Homebuilders are the first such area, as the group should benefit from lower interest rates that cause demand for new houses to rise. Keller cited the SPDR S&P Homebuilders ETF (XHB) and the iShares US Home Construction ETF (ITB) as viable ways to play this red-hot trend.

Technology stocks are also worth sticking with, Keller said, even though they’ve had a massive run in the last few years. Semiconductor companies and technology giants like Alphabet (GOOGL), Meta (META), and Microsoft (MSFT) are among his favorite ideas here, even though they’re dealing with regulatory scrutiny that may not be going away.
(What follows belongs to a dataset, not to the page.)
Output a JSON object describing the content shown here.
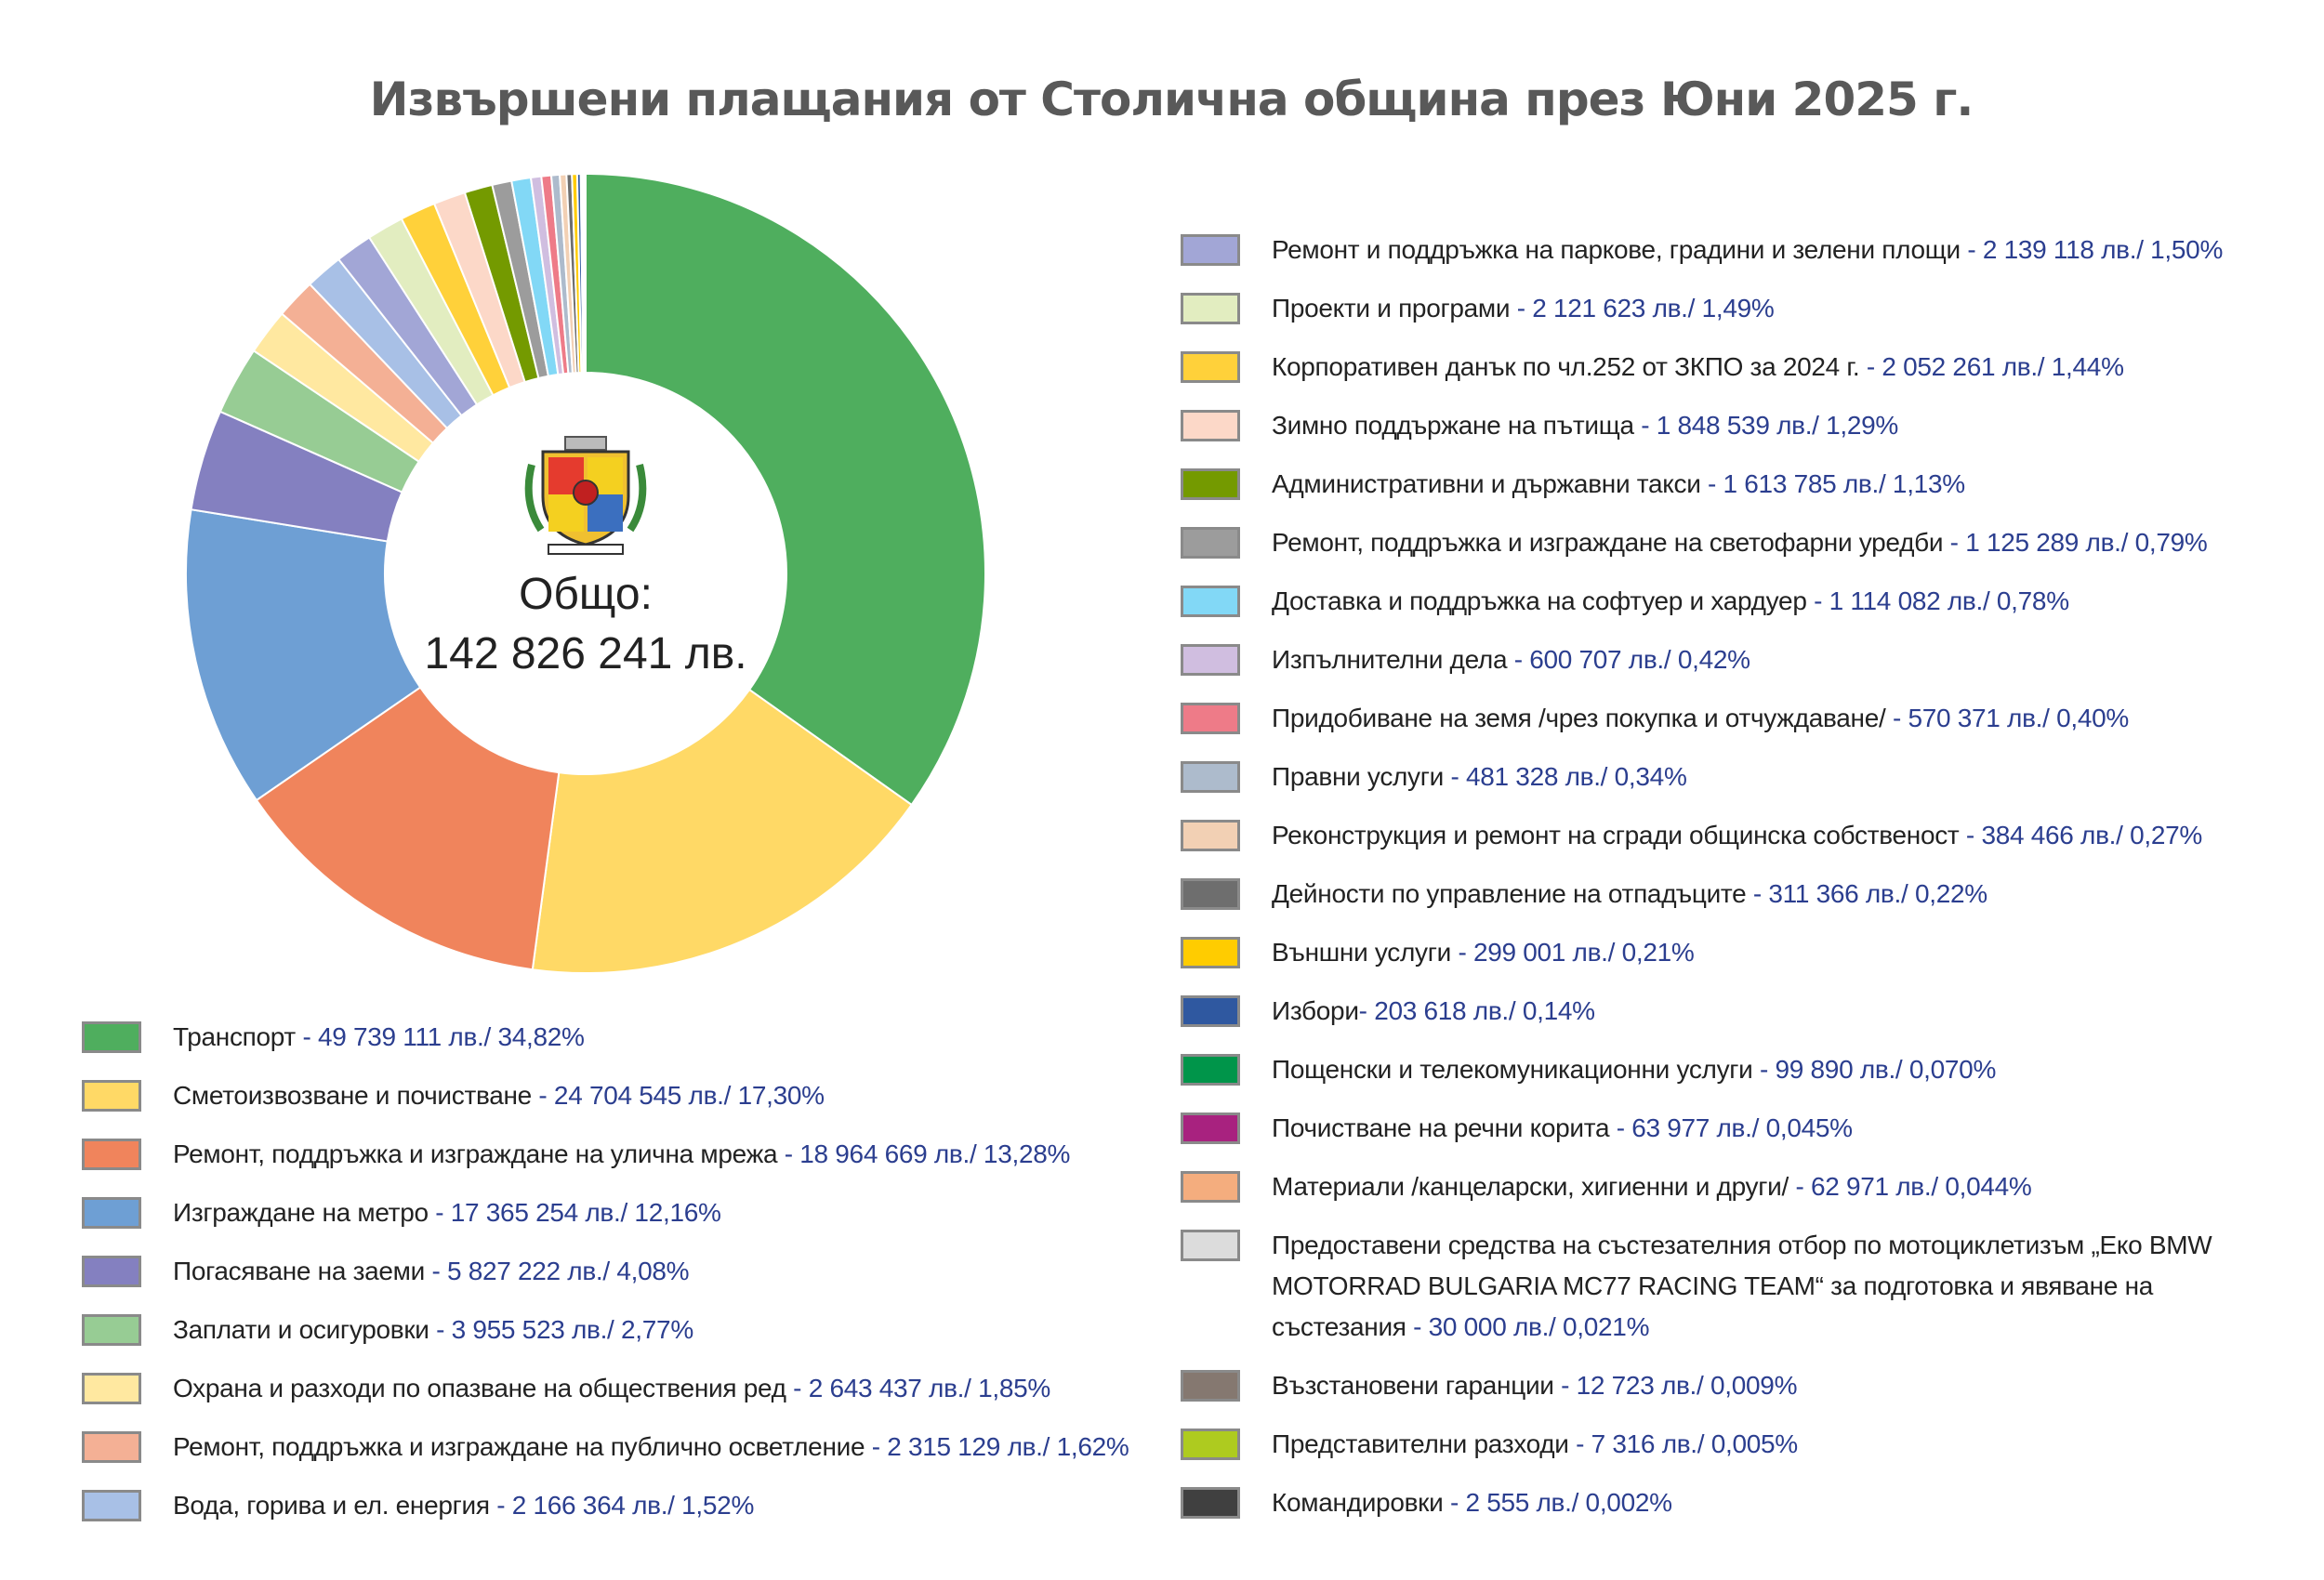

“This is more of a broader play, particularly a play on AI,” Keller said. “Semiconductors are probably the best way to think of it, because you’re getting exposure to those major players. Any sort of improvement in AI is going to be driven by semiconductors.”

Another less-heralded way to play the AI boom are the utility companies that provide their power. Utilities happen to be by far the best-performing sector in the last three months, and Keller noted that the defensive group tends to be less volatile with high dividend income.

“If you’re concerned about the instability of an election, new administration coming in, potential disruption because of whatever, and all the other things going on in the world right now — utilities are a pretty good place to play that,” Keller said.

Speaking of, low-volatility stocks — including companies in the consumer staples sector like Procter & Gamble (PG), Coca-Cola (KO), and AT&T (T) — are also on Keller’s mind. Their technicals look strong, and their resistance to selloffs is appealing heading into a new regime.

Lastly, Keller said infrastructure firms should also succeed under Trump or Harris. This industry is one of a few that Republicans and Democrats agree needs support. The strategist said that top ways to play it are Caterpillar (CAT), the iShares U.S. Infrastructure ETF (IFRA), or the Global X US Infrastructure Development ETF (PAVE).

“Regardless of who’s elected, the infrastructure isn’t getting any younger,” Keller said.